In a major move that will shape the fight for LGBT rights on the federal level for years to come, a legal advocacy group will file suit in the Federal District Court of Boston today seeking that some of the federal benefits that come with marriage be extended to legally married same-sex couples. If the lawsuit is successful, gay and lesbian New Yorkers who have been married in Massachusetts or Connecticut will gain several of the federal benefits of marriage that pertain to Social Security, federal income tax, federal employees and retirees, and the issuance of passports. If the marriage equality bill becomes law in New York, the benefits would also apply to residents who marry here in their home state.
Gay and Lesbian Advocates and Defenders – the group that successfully argued for same-sex marriage in Massachusetts – will challenge the constitutionality of the Defense of Marriage Act (DOMA), passed in 1996, which prohibits the federal government from recognizing same-sex marriage. From the New York Times: “’In our view, it’s a straightforward equal-protection issue,” said Mary L. Bonauto, civil rights project director for the group, referring to the constitutional mandate that laws be applied equally to everyone.”
The lawsuit focuses on gaining equal protection under the law for a select few of the 1,138 federal benefits of marriage.
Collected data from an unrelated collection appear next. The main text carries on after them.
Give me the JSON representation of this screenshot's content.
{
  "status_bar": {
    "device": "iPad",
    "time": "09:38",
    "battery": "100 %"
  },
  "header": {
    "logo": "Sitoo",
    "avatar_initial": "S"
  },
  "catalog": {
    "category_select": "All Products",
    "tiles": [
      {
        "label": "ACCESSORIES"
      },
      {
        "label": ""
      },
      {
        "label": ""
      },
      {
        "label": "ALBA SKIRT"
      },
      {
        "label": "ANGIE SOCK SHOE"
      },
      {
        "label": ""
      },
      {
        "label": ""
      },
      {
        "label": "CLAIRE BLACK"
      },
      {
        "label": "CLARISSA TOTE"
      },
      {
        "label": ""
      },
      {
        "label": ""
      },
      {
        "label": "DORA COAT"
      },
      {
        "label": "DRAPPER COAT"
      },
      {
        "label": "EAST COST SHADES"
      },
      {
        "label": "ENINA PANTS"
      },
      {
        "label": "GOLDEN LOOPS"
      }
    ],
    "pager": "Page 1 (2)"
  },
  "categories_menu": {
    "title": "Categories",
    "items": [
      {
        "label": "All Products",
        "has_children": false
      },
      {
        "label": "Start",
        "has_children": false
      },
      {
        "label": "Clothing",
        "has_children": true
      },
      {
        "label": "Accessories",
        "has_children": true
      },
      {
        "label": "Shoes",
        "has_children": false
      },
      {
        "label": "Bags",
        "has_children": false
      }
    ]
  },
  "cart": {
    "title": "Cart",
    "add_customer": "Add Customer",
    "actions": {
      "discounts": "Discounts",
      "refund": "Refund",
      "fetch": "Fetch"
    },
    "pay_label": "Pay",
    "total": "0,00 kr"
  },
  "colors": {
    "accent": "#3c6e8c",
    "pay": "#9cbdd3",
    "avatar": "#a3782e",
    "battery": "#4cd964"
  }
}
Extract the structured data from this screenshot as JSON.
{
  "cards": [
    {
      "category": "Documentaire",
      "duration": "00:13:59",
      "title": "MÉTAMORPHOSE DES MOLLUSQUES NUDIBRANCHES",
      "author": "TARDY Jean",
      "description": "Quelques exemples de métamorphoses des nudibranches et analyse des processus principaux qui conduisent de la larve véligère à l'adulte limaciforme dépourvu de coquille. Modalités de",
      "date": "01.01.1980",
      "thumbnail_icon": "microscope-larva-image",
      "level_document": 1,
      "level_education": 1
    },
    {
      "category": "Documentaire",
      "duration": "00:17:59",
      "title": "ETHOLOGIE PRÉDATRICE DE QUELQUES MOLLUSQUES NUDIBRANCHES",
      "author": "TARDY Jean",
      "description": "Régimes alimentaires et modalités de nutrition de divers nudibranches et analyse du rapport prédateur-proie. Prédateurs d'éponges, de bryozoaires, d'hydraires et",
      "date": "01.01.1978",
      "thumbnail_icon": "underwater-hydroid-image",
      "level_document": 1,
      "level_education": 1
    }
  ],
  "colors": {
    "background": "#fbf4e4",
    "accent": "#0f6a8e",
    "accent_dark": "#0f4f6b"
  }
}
What is will not do, however, is challenge the part of DOMA that allows states to decide whether or not they will recognize and respect marriages of same-sex couples that were performed out of state, as New York does. Legal experts hope this will allow the Court to focus on the fairness issue.
The plaintiffs in the suit include eight couples and three widowers. One of them, Herbert Burtis, 78, lost his spouse last year, but cannot under federal law receive the $700 a month in Social Security survivor benefits that he would get if had he been in a straight marriage. According to the Times, Burtis doesn’t expect to win federal benefits for same-sex marriages in his lifetime, “But at least I can be part of what I think would be a historic moment to help someone in a future generation get equality under the law,” he said.
Yes he can – and we thank him for doing so as we wait to see what happens in this crucial case.